Эмма недоуменно взглянула на него, а потом рассмеялась. С иронией в голосе она возразила:

– Не вздумай разводить тут мистику, Блэки. Ты прекрасно знаешь, что я не верю в Бога. Но даже если бы верила, то все равно взяла бы это дело в собственные руки, у меня слишком мало времени, чтобы уповать на Всевышнего.

– И, несомненно, ты не могла отказать себе в удовольствии посмотреть, какое лицо будет у Джеральда, когда он узнает, что именно ты была его врагом все эти годы, – убежденно произнес Блэки.

– Ты осуждаешь меня? – спросила Эмма, удивленно подняв брови.

– И не думаю этого делать, – ответил Блэки и долго молча разглядывал ее.

– Скажи мне, Эмма, что ты чувствуешь теперь, когда добилась всего, чего хотела?

– Превосходно! А почему бы и нет? Я ждала двадцать лет, чтобы расквитаться с Фарли. Целых двадцать лет, Блэки! И позволь мне сказать тебе еще кое-что. Месть очень сладка, очень, поверь мне.

Он ничего не ответил. Только обнял ее за плечи и молча посмотрел ей в лицо. К его радости, холодная, непроницаемая маска, так испугавшая его, снова сменилась обычным приветливым выражением, пропал жестокий блеск в ее изумрудных глазах.

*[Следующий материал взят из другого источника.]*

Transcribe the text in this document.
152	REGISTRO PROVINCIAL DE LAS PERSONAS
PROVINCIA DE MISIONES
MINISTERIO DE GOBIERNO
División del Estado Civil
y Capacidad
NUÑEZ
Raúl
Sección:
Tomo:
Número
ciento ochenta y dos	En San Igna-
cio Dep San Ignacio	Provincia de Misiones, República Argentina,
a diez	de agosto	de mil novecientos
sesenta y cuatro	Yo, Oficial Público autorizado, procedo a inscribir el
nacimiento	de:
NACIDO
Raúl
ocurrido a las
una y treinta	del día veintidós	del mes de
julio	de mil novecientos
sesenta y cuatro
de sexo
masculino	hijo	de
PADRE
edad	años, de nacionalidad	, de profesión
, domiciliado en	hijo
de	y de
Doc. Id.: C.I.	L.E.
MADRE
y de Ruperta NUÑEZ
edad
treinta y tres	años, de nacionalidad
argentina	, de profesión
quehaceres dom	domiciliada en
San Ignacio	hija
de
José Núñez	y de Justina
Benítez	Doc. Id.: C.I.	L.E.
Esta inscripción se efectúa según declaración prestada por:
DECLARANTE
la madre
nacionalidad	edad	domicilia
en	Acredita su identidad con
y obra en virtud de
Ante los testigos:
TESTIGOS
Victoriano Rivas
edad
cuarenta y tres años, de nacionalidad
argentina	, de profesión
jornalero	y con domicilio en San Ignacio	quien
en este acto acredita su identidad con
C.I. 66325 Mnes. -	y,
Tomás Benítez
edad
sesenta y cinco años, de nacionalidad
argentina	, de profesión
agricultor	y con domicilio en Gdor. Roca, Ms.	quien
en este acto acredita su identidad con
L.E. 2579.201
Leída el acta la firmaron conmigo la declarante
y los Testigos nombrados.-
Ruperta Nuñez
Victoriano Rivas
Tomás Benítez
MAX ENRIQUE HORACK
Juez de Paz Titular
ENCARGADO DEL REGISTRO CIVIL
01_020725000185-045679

Внезапно ему в голову пришла новая мысль.

– А что будет с Эдвином Фарли? – с любопытством спросил он. – Наверняка ты припасла для него что-нибудь особенное в своем репертуаре.

– Подожди, и сам увидишь, – таинственно сказала Эмма и загадочно улыбнулась. – А потом, неужели ты думаешь, что все это совсем его не коснется? Один только этот скандал и чудовищный позор ударит по нему: Джеральд Фарли – банкрот, и весь деловой мир Йоркшира это знает. Кроме того, Эдвин потерпел и значительно больший ущерб. По отцовскому завещанию он получал определенную часть прибылей от фабрик, которыми владели Фарли, Теперь все это вылетело в трубу.

Блэки тихо спросил:

– Неужели нет ничего, что бы ты не знала о делах Фарли?

– Нет.

– Ты поразительная женщина, Эмма, – покачал головой Блэки.

– Да, я такая. Порой я сама себе удивляюсь, – засмеялась она.

– Ладно, давай займемся тем, ради чего мы сюда приехали, и совершим генеральный осмотр Фарли-Холл.

Они вышли в вестибюль и медленно поднялись по главной лестнице, залитой призрачным светом, проникавшим через громадное окно с цветными стеклами, прорезанное высоко над лестничной клеткой. Они прошли по нескончаемым коридорам, в которых слабо пахло воском, газом и пылью, но все запахи перебивал запах плесени, проступившей на стенах. Поскрипывали балки перекрытий, ветер завывал на карнизах, лампы мерцали, и Эмме казалось, что это сам древний дом дышит и вздыхает. Они заглядывали в многочисленные комнаты, заставленные мебелью в чехлах, и, наконец, вышли в главный коридор второго этажа, куда выходили двери спальни.

Эмма остановилась у двери так называемой „синей анфилады” и обернулась к стоявшему поодаль Блэки.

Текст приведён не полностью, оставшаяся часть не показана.